Zwischen dem Halterungsschenkel (15) und der Seitenwand (10) ist eine Nut (16) angeordnet.
[0032] Die Schutzbandage (5) besteht aus einem Tragkörper (17), der aus einem elastisch
kompressiblen Material gebildet ist. Als Material für den Tragkörper (17) wird beispielsweise
Schaumgummi verwendet. Alternativ ist die Verwendung eines elastischen Materials für
den Tragkörper (17) als geformtes Weichgummi vorgesehen. Im Bereich seiner der Seitenwand
(10) abgewandten Ausdehnung ist der Tragkörper (17) mit einer Abdeckung (18) versehen,
die aus einem flexiblen Material ausgebildet ist. Im Bereich der Ränder (19) weist
die Schutzbandage (5) Versteifungselemente (20) auf, die eine im wesentlichen plattenförmige
Gestaltung besitzen und aus Pappe oder Kunststoff gebildet sind. Die Versteifungselemente
(20) sind in die Nut (16) einführbar und spannen hierdurch die Abdeckung (18) über
den Tragkörper (17). Die Abdeckung (18) ist luftdurchlässig ausgeführt.

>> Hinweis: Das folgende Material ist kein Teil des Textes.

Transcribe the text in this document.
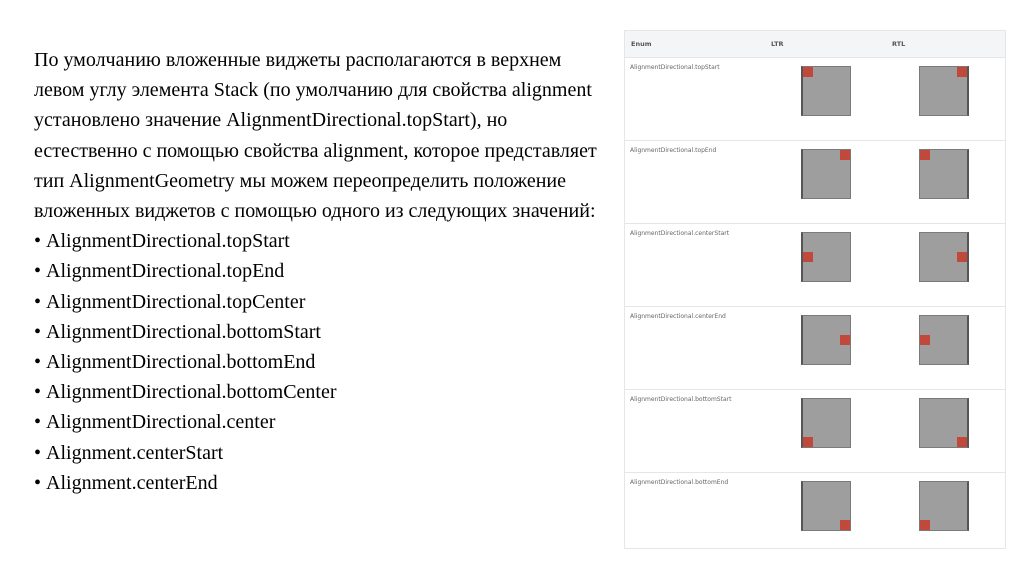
По умолчанию вложенные виджеты располагаются в верхнем левом углу элемента Stack (по умолчанию для свойства alignment установлено значение AlignmentDirectional.topStart), но естественно с помощью свойства alignment, которое представляет тип AlignmentGeometry мы можем переопределить положение вложенных виджетов с помощью одного из следующих значений:

• AlignmentDirectional.topStart
• AlignmentDirectional.topEnd
• AlignmentDirectional.topCenter
• AlignmentDirectional.bottomStart
• AlignmentDirectional.bottomEnd
• AlignmentDirectional.bottomCenter
• AlignmentDirectional.center
• Alignment.centerStart
• Alignment.centerEnd
Enum	LTR	RTL
AlignmentDirectional.topStart
AlignmentDirectional.topEnd
AlignmentDirectional.centerStart
AlignmentDirectional.centerEnd
AlignmentDirectional.bottomStart
AlignmentDirectional.bottomEnd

[0033] Bei der Ausführungsform gemäß Fig. 2 ist im Bereich der Seitenwand (10) zur Aufnahme
des Tragkörpers (17) eine Vertiefung (21) ausgebildet. Hierdurch wird die verfügbare
Elastizität des Tragkörpers (17) erhöht. Ausgehend von der Vertiefung (21) mit einer
Mittellinie (22) erstreckt sich der Tragkörper (17) über die Halterungsschenkel (15)
hinaus. Insbesondere ist daran gedacht, die Halterungsschenkel (15) im Bereich ihrer
der Nut (16) abgewandten Ausdehnung ebenfalls mit dem Tragkörper (17) abzudecken.

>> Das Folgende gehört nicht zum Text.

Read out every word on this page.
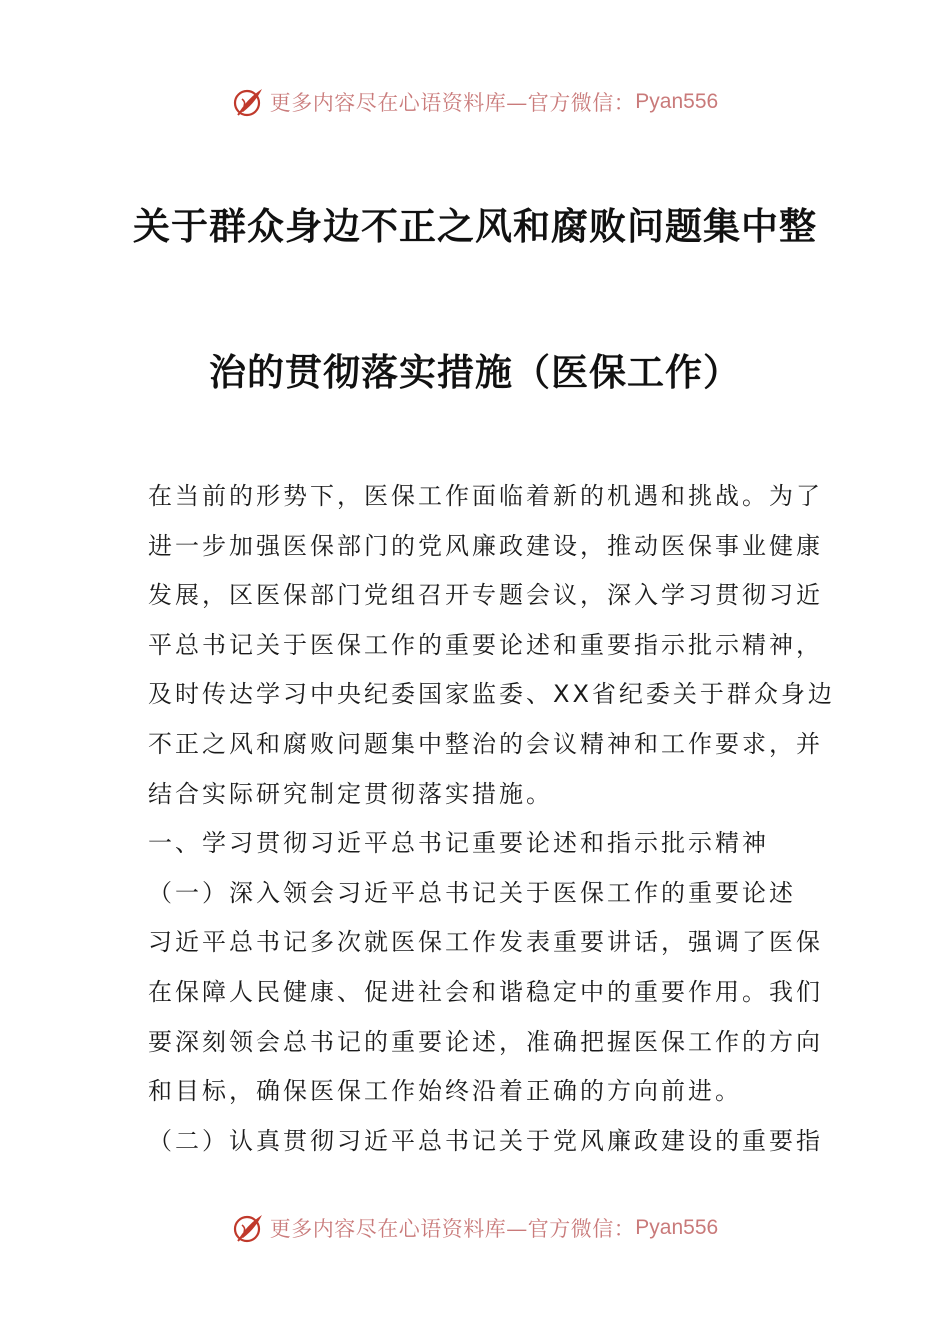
更多内容尽在心语资料库—官方微信： Pyan556
关于群众身边不正之风和腐败问题集中整
治的贯彻落实措施（医保工作）
在当前的形势下，医保工作面临着新的机遇和挑战。为了
进一步加强医保部门的党风廉政建设，推动医保事业健康
发展，区医保部门党组召开专题会议，深入学习贯彻习近
平总书记关于医保工作的重要论述和重要指示批示精神，
及时传达学习中央纪委国家监委、XX省纪委关于群众身边
不正之风和腐败问题集中整治的会议精神和工作要求，并
结合实际研究制定贯彻落实措施。
一、学习贯彻习近平总书记重要论述和指示批示精神
（一）深入领会习近平总书记关于医保工作的重要论述
习近平总书记多次就医保工作发表重要讲话，强调了医保
在保障人民健康、促进社会和谐稳定中的重要作用。我们
要深刻领会总书记的重要论述，准确把握医保工作的方向
和目标，确保医保工作始终沿着正确的方向前进。
（二）认真贯彻习近平总书记关于党风廉政建设的重要指
更多内容尽在心语资料库—官方微信： Pyan556
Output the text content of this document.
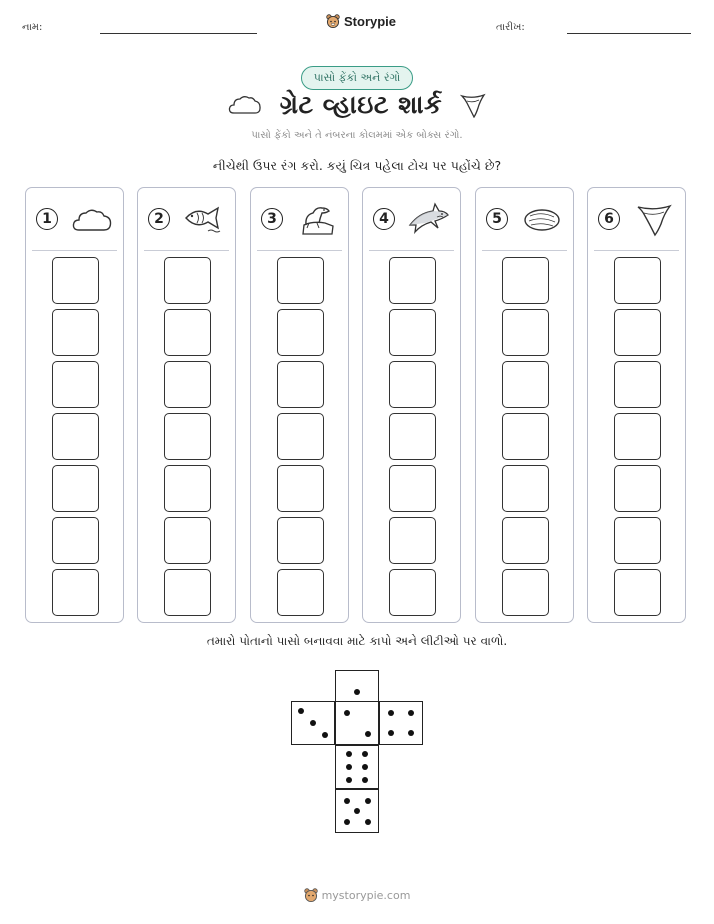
નામ:	Storypie	તારીખ:
પાસો ફેંકો અને રંગો
ગ્રેટ વ્હાઇટ શાર્ક
પાસો ફેંકો અને તે નંબરના કોલમમાં એક બોક્સ રંગો.
નીચેથી ઉપર રંગ કરો. કયું ચિત્ર પહેલા ટોચ પર પહોંચે છે?
1	2	3	4	5	6
તમારો પોતાનો પાસો બનાવવા માટે કાપો અને લીટીઓ પર વાળો.
mystorypie.com
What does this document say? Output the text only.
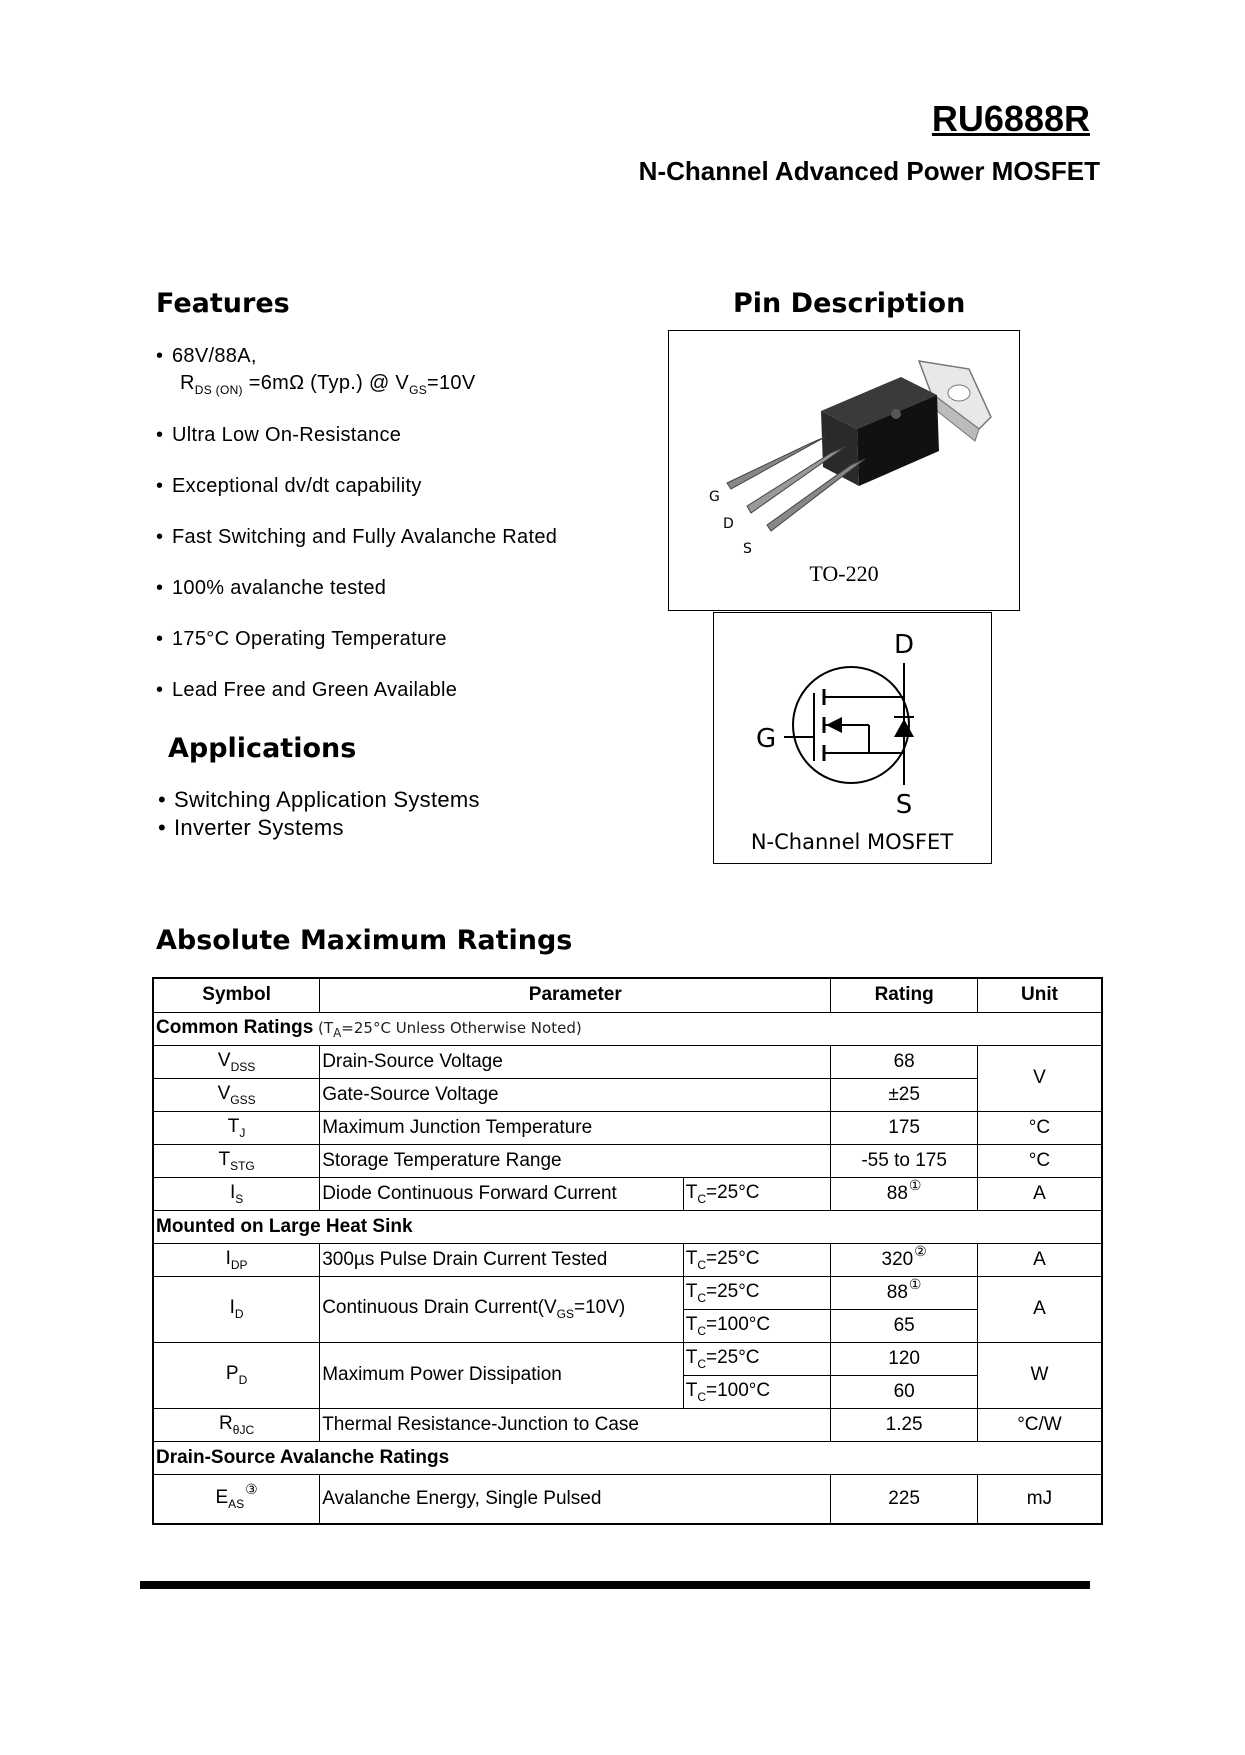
RU6888R
N-Channel Advanced Power MOSFET
Features
• 68V/88A,
$R_{DS (ON)} =6m\Omega$ (Typ.) @ $V_{GS}=10V$
• Ultra Low On-Resistance
• Exceptional dv/dt capability
• Fast Switching and Fully Avalanche Rated
• 100% avalanche tested
• 175°C Operating Temperature
• Lead Free and Green Available
Applications
• Switching Application Systems
• Inverter Systems
Pin Description
G
D
S
TO-220
D
G
S
N-Channel MOSFET
Absolute Maximum Ratings
Symbol	Parameter		Rating	Unit
Common Ratings ($T_A=25^\circ C$ Unless Otherwise Noted)				
$V_{DSS}$	Drain-Source Voltage		68	V
$V_{GSS}$	Gate-Source Voltage		±25	
$T_J$	Maximum Junction Temperature		175	°C
$T_{STG}$	Storage Temperature Range		-55 to 175	°C
$I_S$	Diode Continuous Forward Current	$T_C=25^\circ C$	88①	A
Mounted on Large Heat Sink				
$I_{DP}$	300µs Pulse Drain Current Tested	$T_C=25^\circ C$	320②	A
$I_D$	Continuous Drain $Current(V_{GS}=10V)$	$T_C=25^\circ C$	88①	A
		$T_C=100^\circ C$	65	
$P_D$	Maximum Power Dissipation	$T_C=25^\circ C$	120	W
		$T_C=100^\circ C$	60	
$R_{\theta JC}$	Thermal Resistance-Junction to Case		1.25	°C/W
Drain-Source Avalanche Ratings				
$E_{AS}^③$	Avalanche Energy, Single Pulsed		225	mJ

Der Tragkörper (17) weist hierdurch eine angenähert T-förmige Kontur auf, wobei der
Hauptschenkel der T-Kontur relativ breit ausgebildet ist.
[0034] An die Vertiefung (21) für den Tragkörper (17) schließt sich ein Zuführelement (25)
an, das einen Abluftkanal (26) begrenzt, der in den Bereich der dem Innenraum (12)
zugewandten Rückseite des Tragkörpers (17) geführt ist. Durch den Abluftkanal (26)
wird aus dem Gerät auszublasende Abluft in den Bereich des Tragkörpers (17) geleitet.
Das Zuführelement (25) kann rohrförmig ausgebildet sein und in einem relativ räumlich
begrenzten Bereich Abluft in den Bereich des Tragkörpers (17) führen, es ist aber
auch möglich, eine in Umfangsrichtung langgestreckte Ausführung des Zuführelementes
(25) zu wählen, um eine große Zuströmfläche für den Tragkörper (17) bereitzustellen.
Darüber hinaus ist es denkbar, in Umfangsrichtung ein innerhalb des Innenraumes (12)
angeordnetes Verteilelement, beispielsweise eine Ringleitung, anzuordnen, die über
eine Mehrzahl von Zuführelementen (25) mit der Rückseite des Tragkörpers (17) verbunden
ist.
[0035] Eine weitere zweckmäßige Gestaltung besteht darin, den Tragkörper (17) im Bereich
seiner der Seitenwand (10) abgewandten Ausdehnung mit einer gerundeten Kontur zu versehen.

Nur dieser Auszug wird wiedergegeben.